Before Robert Moses carefully plotted the lines that divide us, before planners dissected the land, and before power lines were strung and the grid was lit, Long Island was an expansive garden paradise. Our natural resources and beauty were exploited by the earliest people who settled on our shores. It was a haven for farmers, fishermen and bootleggers who made use of the bounty and access the Island provides. It was also the billionaire’s playground, a religious sanctuary and a geographic wonder.
There are few places in this nation that offer as many vistas. Save for snow-capped mountaintops, Long Island has everything a naturalist could desire. Despite our modern-day suburban sprawl, this was the island I knew and identified with. It’s the impression I held in my heart when first taking leave of this place to attend Skidmore College upstate. Only when I left Long Island did I really learn what others thought about us.
“Do you know Amy Fisher?”
If I heard it once, I heard it a thousand times. This history of the place I was so proud to represent faded in an instant on the fateful day a young, misguided Amy Fisher appeared on the doorstep of her lover Joey’s house and put a bullet in his wife’s face.

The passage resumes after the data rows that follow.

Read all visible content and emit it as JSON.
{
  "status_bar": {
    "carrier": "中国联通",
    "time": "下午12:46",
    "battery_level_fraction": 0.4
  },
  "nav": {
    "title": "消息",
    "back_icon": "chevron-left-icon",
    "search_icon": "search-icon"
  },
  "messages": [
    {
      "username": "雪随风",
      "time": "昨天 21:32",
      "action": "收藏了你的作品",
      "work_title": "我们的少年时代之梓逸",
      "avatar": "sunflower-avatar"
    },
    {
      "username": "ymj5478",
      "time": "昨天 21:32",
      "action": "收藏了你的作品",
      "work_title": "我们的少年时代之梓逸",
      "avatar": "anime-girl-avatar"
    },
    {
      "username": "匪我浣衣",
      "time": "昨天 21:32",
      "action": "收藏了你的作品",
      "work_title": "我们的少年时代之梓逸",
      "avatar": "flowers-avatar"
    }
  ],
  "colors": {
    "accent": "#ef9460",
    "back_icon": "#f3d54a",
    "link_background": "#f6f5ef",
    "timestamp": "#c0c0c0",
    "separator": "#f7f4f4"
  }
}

She was dubbed the Long Island Lolita and she became a part of all of us that day.
Several years later I would come face to face with the issue of Amy Fisher. Quite literally, in fact. Our founding editors, Robbie Woliver and Bill Jensen, contacted Amy through an intermediary to see if she was ready to tell her side of the ordeal that had become her life. To our surprise she answered positively to our request and we published the first ever piece authored by her hand. The response, as you can imagine, was overwhelming.

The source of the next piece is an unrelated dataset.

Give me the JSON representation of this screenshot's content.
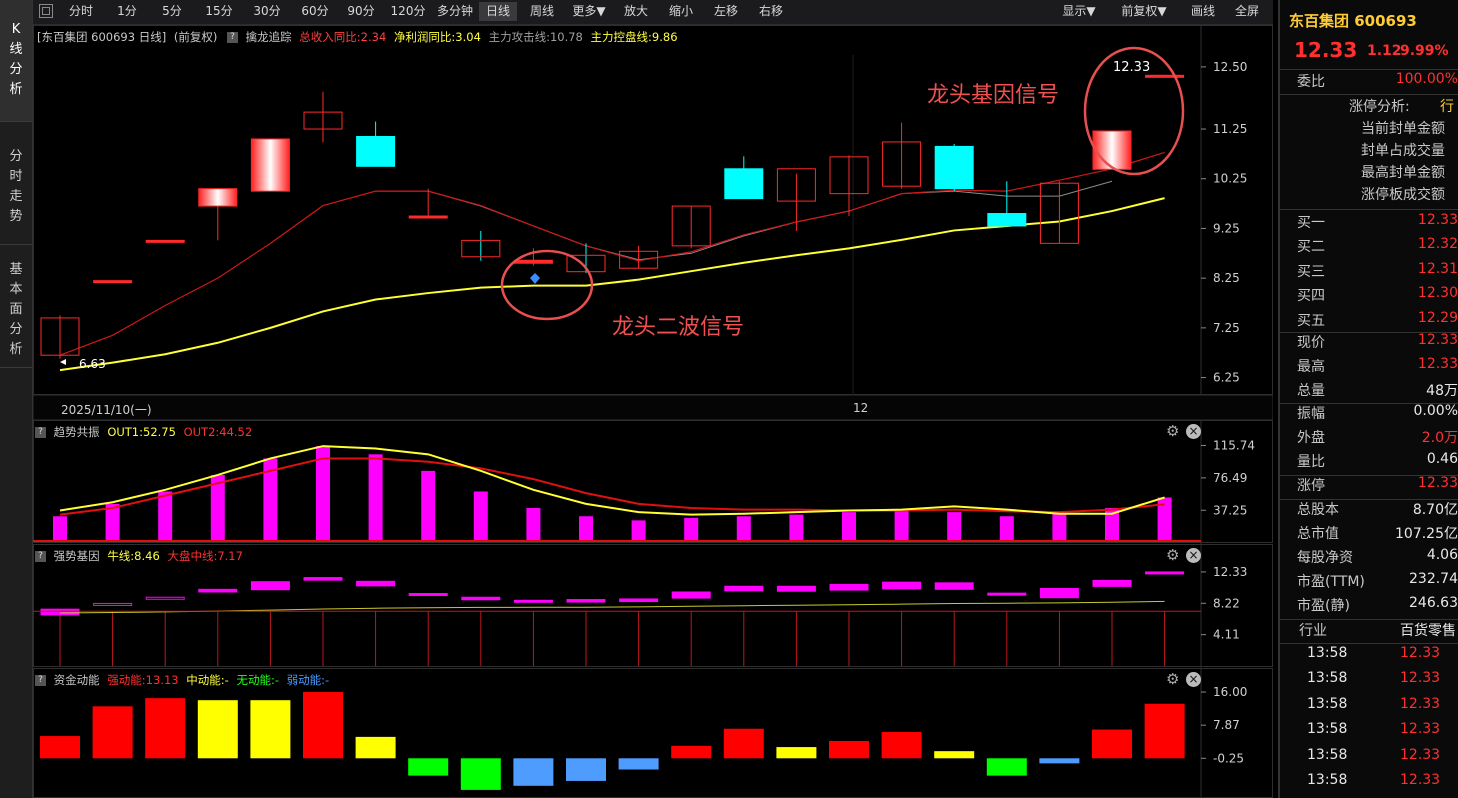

After the deluge of mail, we prodded further and asked if she would consider contributing on a semi-frequent basis. Amy countered with the idea of writing a weekly column of her observances and life experience as an ex-con and now a mother. As a publisher, the obvious win was the coverage we would receive. The downside, however, was huge. We were a new paper seeking to establish a credible voice in a community not all that receptive to new publications, as evidenced by our lack of local media coverage in spite of a substantial population. This could have gone either way.
After weighing the options, I heavily favored publishing her column, but not for the reasons many suspected. This was my chance to rehabilitate not only Amy Fisher’s image and legacy but to write a new chapter in Long Island’s history. To prove our resiliency as a unique people who can embrace our wild and dark side and move forward. The only question was whether or not she could write. Producing a weekly column requires research, dedication and focus. Amy possessed all these qualities and wound up crafting one of the cleanest, least edited columns we have ever run.

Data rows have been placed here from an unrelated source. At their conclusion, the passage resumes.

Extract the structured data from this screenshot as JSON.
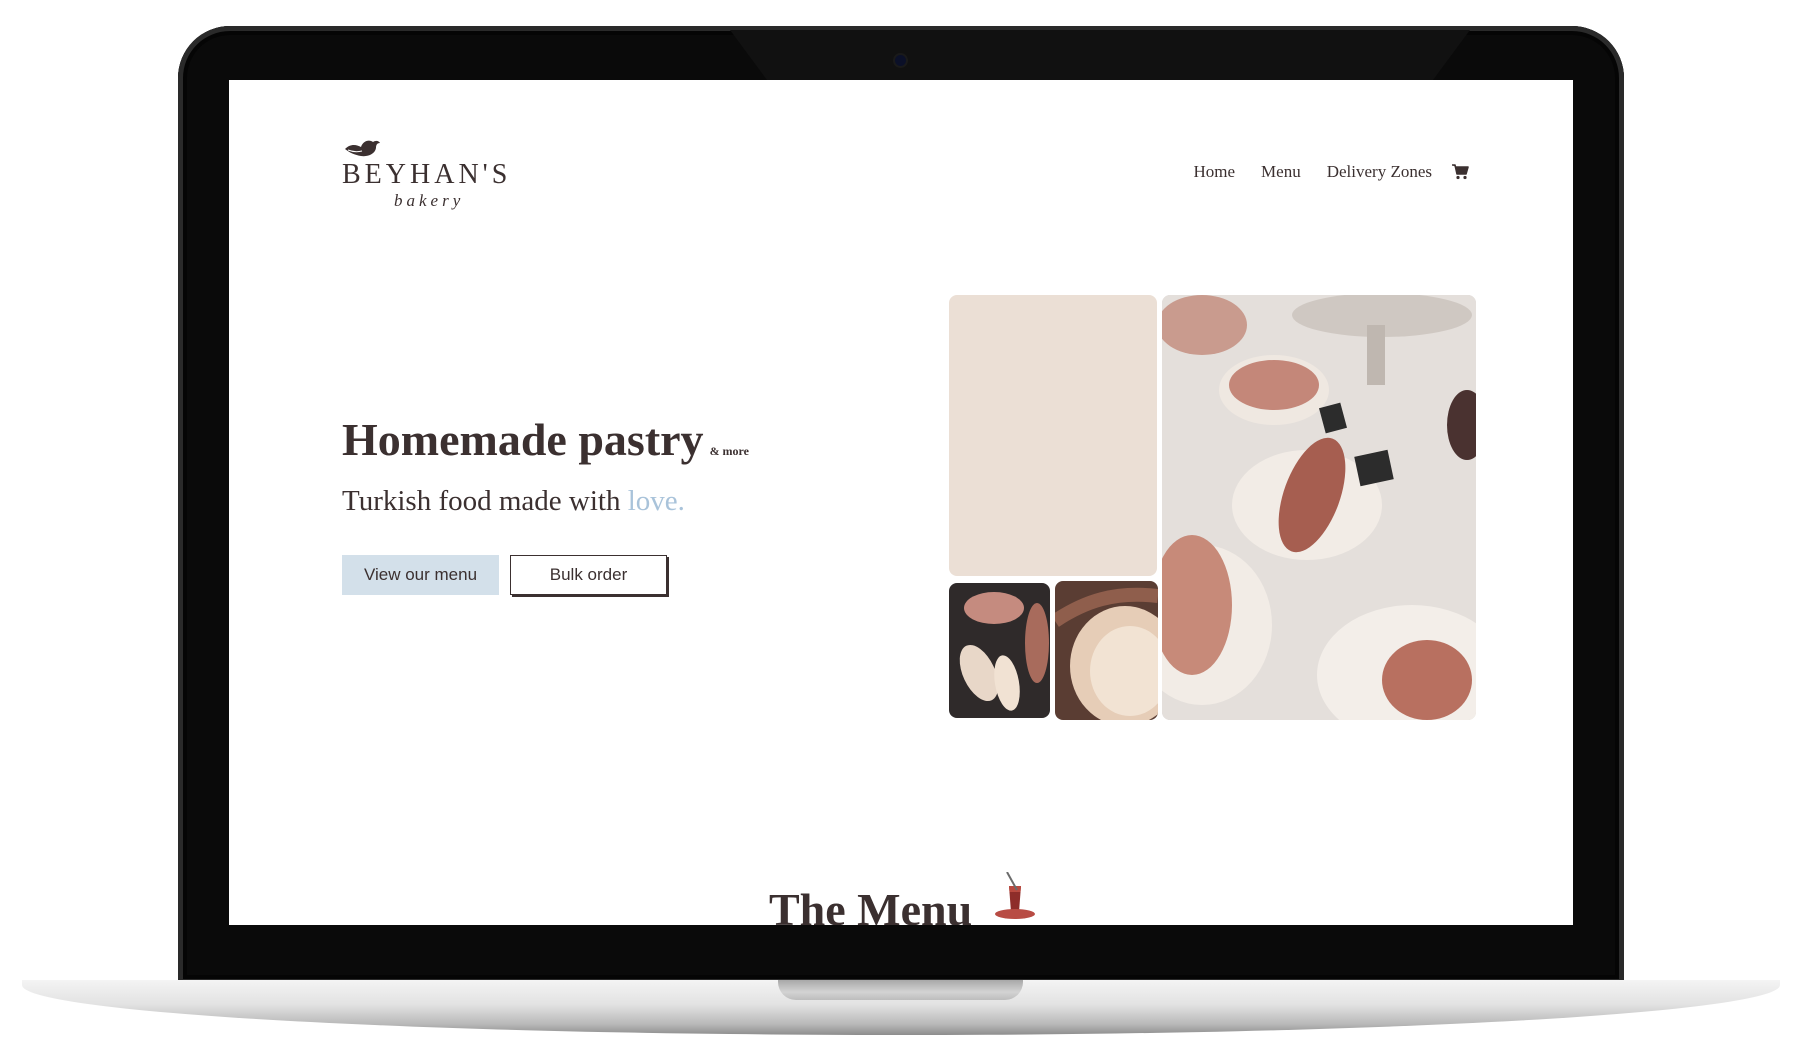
{
  "brand": {
    "name": "BEYHAN'S",
    "subtitle": "bakery"
  },
  "nav": {
    "items": [
      {
        "label": "Home"
      },
      {
        "label": "Menu"
      },
      {
        "label": "Delivery Zones"
      }
    ],
    "cart_icon": "shopping-cart-icon"
  },
  "hero": {
    "title": "Homemade pastry",
    "title_small": "& more",
    "subtitle_main": "Turkish food made with",
    "subtitle_accent": "love.",
    "primary_button": "View our menu",
    "secondary_button": "Bulk order"
  },
  "menu_section": {
    "heading": "The Menu",
    "icon": "tea-glass-icon"
  },
  "colors": {
    "text": "#3b3030",
    "accent": "#a9c3da",
    "primary_button_bg": "#d3e0ea",
    "collage_blank": "#ebdfd5"
  }
}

Amy went on to write her memoirs with our editor-in-chief, Robbie Woliver. She did the talk show circuit and garnered an enormous following. We had helped script a new ending to her saga—one where she emerged victorious from her follies and tragic youth. I was even pictured in the last chapter of her book and credited with helping her achieve this newfound level of status in her life. She was very grateful and so was I.
After the book-tour hoopla and talk shows died down, the reality of a columnist’s pay became all too real and we parted ways. We got as much as we could from each other and moved on, satisfied with a job well done.
Of course, it doesn’t end there. It never does on the Island. Amy found her way into reality TV pitch land with several near-misses for an actual show. Joey continued to get into trouble and Mary Jo has finally broken her silence and written her side of the saga. Oh, and Amy got into homemade porn and made it big on the Internet. Sometimes I wish they would all just go away but family never does. A good friend of mine describes Long Islanders as “one big family… The Addams Family, but a family nonetheless.”
Oh well. At least now when some off-Island jerk asks, “Do you know Amy Fisher?” I just smile and say, “Of course I know her. I’m from Long Island.”